In that discussion, ransomware is simply a placeholder for any type of attack that can disable critical business processes to the extent that the enterprise is materially affected. And to answer the question, the enterprise has to do a lot more than give the task to the CISO and rely on a security stack that focuses on specific threats without reference to enterprise risk.

Risk prioritisation requires a complete understanding of the minimum viable business, the processes and assets (end-to-end) which that business would need to run, and then an analysis of the IT systems and vulnerabilities implicated.

That requires the business, the CRO, IT and operational risk staff, the business continuity team, the cybersecurity team and senior management all to co-operate actively to put together a true picture of what the firm really is – in terms of the businesses, people and processes that cannot be lost. In all likelihood, this analysis has never been done before, and the pace of technical change probably means that figuring out the technology aspects will never have been done either. Does anyone know every single element in a particular business process? If not, then no security team will be able to secure it.

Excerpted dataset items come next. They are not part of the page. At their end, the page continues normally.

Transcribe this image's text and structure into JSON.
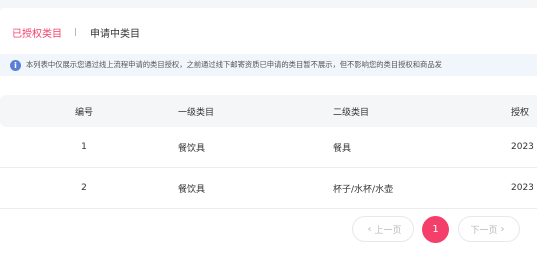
{
  "tabs": [
    {
      "label": "已授权类目",
      "active": true
    },
    {
      "label": "申请中类目",
      "active": false
    }
  ],
  "notice": {
    "icon": "info-icon",
    "icon_glyph": "i",
    "text": "本列表中仅展示您通过线上流程申请的类目授权，之前通过线下邮寄资质已申请的类目暂不展示，但不影响您的类目授权和商品发"
  },
  "table": {
    "columns": [
      "编号",
      "一级类目",
      "二级类目",
      "授权"
    ],
    "rows": [
      {
        "num": "1",
        "level1": "餐饮具",
        "level2": "餐具",
        "auth": "2023"
      },
      {
        "num": "2",
        "level1": "餐饮具",
        "level2": "杯子/水杯/水壶",
        "auth": "2023"
      }
    ]
  },
  "pagination": {
    "prev_label": "上一页",
    "next_label": "下一页",
    "prev_chevron": "‹",
    "next_chevron": "›",
    "current_page": "1"
  },
  "colors": {
    "accent": "#f43f6a",
    "info": "#5b7fd6",
    "notice_bg": "#f1f5fc",
    "header_bg": "#f5f6f8"
  }
}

So, is anyone really doing this outside those forced to by regulation? If not, do they understand the risk they are taking? How do they think about cybersecurity risk and how do they prioritise resources to mitigate it?

The ransomware question prompts dozens of others and not around resilience.

  • Are you securing your firm — or just your IT department?
  • If your firm had to publish its cyber hygiene metrics alongside its financials, what would clients think?
  • Would your partners rather pay off attackers in silence than admit a breach to clients? Have they?
  • How many nation-states already have a copy of your clients’ privileged information?
  • Does your CISO have the authority to say “no” to a managing partner — and survive the day?
  • When a breach comes, will clients sue your attackers — or sue you?
  • If regulators demanded impact tolerances for law firms tomorrow, would you know what they meant, and could you produce them?
  • Which is the greater insider threat: your employees, or your contractors?
  • Why do firms with the world’s highest hourly billing rates still plead poverty on cybersecurity spend?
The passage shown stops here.